Background: The true therapeutic benefit of the use of natural products, especially acceptable dietary components such as curcumin, which can spare the normal cells and boost host immunity, has opened new horizons in cancer prevention and treatment.
Methods: In our model system we used Ehrlich's ascites carcinoma cells grown in peritoneal carity of Swiss albino mice and curcumin was fed every alternative day.

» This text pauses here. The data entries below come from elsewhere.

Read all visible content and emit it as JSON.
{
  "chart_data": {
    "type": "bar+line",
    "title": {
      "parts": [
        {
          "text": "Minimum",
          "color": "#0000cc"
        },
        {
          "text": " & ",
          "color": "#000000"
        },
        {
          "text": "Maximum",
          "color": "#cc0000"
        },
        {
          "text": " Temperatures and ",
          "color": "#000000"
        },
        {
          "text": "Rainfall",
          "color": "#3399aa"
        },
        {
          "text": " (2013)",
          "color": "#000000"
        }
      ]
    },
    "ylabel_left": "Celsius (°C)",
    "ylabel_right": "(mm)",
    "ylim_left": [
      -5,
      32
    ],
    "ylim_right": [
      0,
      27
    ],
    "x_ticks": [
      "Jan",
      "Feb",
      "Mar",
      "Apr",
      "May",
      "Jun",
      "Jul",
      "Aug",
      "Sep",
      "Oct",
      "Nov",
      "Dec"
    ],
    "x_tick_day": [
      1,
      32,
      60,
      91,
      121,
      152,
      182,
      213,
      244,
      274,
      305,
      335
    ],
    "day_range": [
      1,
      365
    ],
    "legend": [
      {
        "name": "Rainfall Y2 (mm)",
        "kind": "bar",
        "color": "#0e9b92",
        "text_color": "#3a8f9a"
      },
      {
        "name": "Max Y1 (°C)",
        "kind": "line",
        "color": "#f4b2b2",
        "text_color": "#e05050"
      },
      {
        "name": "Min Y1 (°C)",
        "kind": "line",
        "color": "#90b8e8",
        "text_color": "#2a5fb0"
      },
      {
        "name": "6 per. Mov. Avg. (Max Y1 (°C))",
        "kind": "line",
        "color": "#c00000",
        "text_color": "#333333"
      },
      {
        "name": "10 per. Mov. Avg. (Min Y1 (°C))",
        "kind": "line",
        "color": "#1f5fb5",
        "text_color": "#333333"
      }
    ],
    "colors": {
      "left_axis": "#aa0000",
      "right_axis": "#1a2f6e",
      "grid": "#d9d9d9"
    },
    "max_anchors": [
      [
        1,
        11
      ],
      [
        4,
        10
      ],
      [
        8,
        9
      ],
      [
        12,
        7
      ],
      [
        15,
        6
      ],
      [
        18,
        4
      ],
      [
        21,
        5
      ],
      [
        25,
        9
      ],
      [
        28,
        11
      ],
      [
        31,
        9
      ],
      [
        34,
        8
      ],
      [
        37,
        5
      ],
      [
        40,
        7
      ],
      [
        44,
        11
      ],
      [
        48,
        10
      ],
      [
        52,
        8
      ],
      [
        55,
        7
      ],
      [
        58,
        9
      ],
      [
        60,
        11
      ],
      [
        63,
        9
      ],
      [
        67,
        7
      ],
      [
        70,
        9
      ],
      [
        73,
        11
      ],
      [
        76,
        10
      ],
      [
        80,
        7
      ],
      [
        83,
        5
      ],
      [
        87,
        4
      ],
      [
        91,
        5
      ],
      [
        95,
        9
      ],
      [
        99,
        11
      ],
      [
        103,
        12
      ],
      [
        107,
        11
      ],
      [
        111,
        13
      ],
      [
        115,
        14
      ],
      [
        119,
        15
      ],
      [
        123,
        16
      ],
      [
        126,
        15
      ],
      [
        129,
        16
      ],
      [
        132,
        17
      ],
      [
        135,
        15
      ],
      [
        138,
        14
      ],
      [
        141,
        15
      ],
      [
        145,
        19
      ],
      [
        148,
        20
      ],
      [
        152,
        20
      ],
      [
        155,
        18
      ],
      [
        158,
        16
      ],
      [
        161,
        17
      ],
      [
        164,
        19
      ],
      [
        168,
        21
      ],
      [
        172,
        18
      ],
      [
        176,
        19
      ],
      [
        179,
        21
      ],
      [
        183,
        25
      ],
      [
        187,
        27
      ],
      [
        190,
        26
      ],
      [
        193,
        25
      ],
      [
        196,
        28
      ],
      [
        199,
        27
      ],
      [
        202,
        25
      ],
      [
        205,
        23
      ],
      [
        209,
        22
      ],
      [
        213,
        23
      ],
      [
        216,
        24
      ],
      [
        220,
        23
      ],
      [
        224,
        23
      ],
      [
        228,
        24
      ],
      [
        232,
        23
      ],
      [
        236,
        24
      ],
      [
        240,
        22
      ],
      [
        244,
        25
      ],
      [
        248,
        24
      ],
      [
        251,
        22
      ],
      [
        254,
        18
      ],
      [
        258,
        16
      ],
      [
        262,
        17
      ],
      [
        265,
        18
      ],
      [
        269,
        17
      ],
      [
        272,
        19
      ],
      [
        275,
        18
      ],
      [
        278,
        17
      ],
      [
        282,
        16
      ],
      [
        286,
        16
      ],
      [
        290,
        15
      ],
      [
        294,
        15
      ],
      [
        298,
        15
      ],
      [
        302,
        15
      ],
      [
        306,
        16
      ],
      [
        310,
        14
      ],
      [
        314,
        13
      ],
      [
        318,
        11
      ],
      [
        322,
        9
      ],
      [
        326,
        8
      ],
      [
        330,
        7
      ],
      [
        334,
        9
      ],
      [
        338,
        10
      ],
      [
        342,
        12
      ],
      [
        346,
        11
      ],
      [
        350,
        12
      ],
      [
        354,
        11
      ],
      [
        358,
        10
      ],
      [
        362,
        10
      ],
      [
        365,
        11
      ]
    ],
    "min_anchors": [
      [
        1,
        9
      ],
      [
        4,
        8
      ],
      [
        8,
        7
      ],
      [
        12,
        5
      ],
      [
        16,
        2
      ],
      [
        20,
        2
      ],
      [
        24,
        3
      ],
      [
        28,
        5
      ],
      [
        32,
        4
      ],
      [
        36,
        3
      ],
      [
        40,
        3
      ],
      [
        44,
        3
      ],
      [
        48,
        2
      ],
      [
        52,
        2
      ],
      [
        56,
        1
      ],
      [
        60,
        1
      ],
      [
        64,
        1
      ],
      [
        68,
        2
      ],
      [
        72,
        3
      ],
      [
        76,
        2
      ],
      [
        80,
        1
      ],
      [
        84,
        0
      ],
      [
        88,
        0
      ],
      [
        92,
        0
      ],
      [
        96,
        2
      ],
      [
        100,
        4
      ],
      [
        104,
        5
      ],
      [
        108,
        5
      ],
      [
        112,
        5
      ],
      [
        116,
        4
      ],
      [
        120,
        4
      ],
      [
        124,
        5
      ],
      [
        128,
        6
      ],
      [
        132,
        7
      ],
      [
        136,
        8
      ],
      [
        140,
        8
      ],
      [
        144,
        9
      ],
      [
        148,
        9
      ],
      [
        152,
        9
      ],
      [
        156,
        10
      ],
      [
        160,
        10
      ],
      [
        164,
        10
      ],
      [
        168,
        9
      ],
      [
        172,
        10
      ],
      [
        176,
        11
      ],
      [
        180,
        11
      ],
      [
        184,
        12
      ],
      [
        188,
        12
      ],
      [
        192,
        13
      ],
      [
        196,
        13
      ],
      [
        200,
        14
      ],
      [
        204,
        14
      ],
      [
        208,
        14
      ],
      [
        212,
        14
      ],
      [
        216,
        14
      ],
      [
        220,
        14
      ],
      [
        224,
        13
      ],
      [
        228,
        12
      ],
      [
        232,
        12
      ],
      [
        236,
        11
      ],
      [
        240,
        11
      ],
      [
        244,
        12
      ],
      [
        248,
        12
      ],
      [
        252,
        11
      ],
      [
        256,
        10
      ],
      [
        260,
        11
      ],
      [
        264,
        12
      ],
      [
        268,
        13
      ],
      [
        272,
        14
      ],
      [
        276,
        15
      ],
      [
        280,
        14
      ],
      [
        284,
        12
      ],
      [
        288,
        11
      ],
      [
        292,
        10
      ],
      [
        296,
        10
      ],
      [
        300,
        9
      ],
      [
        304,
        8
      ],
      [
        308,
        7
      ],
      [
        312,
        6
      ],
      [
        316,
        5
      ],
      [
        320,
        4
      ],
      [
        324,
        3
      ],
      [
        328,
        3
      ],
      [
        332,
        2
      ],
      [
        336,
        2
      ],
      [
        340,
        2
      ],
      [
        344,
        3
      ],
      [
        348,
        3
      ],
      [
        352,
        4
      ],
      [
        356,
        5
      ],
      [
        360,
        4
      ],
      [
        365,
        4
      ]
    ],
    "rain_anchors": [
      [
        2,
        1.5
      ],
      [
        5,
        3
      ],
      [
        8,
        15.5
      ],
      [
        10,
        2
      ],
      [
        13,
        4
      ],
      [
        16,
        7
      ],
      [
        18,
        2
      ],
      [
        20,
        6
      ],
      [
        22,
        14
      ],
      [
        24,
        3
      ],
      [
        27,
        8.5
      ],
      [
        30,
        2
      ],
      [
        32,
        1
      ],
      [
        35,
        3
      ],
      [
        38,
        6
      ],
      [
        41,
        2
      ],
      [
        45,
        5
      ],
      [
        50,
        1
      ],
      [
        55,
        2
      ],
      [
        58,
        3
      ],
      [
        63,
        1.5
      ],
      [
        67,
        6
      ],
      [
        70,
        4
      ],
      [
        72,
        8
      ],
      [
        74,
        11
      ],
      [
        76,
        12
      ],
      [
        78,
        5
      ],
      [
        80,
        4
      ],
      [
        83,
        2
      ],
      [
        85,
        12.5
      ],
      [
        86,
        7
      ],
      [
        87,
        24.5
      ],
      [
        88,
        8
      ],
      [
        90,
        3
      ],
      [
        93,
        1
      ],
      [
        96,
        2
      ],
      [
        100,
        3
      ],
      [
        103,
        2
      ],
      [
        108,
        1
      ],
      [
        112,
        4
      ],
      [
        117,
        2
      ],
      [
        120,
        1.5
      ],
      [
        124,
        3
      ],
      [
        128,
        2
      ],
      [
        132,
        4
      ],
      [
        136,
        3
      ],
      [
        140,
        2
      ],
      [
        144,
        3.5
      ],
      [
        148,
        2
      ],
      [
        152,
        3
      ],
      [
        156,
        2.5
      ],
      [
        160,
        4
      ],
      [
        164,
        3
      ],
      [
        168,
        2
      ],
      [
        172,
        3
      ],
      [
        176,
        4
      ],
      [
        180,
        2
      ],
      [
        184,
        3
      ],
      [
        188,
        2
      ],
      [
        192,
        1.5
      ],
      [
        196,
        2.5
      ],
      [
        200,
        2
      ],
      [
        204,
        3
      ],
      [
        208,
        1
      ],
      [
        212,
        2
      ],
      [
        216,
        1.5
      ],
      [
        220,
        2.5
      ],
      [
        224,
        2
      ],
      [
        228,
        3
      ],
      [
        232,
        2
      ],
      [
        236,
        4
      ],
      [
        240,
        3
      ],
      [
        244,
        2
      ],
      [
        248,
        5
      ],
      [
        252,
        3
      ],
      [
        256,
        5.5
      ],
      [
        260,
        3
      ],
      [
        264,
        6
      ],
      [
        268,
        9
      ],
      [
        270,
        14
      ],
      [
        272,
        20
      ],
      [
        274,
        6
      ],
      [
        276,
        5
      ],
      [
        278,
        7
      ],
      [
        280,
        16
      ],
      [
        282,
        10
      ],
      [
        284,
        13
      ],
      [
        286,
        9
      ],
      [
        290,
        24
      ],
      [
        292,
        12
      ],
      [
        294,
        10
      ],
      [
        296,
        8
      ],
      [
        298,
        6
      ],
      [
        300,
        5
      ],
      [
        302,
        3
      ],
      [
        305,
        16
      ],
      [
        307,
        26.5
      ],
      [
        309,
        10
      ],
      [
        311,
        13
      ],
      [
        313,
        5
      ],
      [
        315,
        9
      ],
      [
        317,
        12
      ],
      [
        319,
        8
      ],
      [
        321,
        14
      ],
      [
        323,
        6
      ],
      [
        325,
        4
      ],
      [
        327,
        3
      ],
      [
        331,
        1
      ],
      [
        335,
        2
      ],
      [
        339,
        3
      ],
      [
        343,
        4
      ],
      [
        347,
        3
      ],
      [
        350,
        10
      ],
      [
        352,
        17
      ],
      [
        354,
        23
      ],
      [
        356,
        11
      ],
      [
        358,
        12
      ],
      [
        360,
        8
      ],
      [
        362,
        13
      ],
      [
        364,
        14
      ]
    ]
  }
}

Results: Here, we report that curcumin administration to tumor-bearing mice decreased tumor cell number significantly in a dose-dependent manner. Furthermore, tumor-induced depletion of immune cell number of the host, as was evidenced from the decrease in bone marrow progenitor as well as thymic and splenic mononuclear cell numbers, was reintrated by curcumin. In fact, curcumin inhibited tumor-induced apoptosis of both thymocytes and splenocytes thereby restoring immune cell numbers to normal level in treated Ehrlich's ascites carcinoma-bearing mice. Moreover, curcumin was not toxic to the host; rather in tumor-bearing mice it inhibited hematopoietic toxicity, acted as a hepatoprotective agent and activated depressed anti-oxidant and detoxification systems.
Conclusion: The ability of curcumin to regress tumor as well as to protect the host from tumor-induced immunosuppression and toxicity strongly supports the candidacy of curcumin as a potential agent for the dietary therapy of cancer.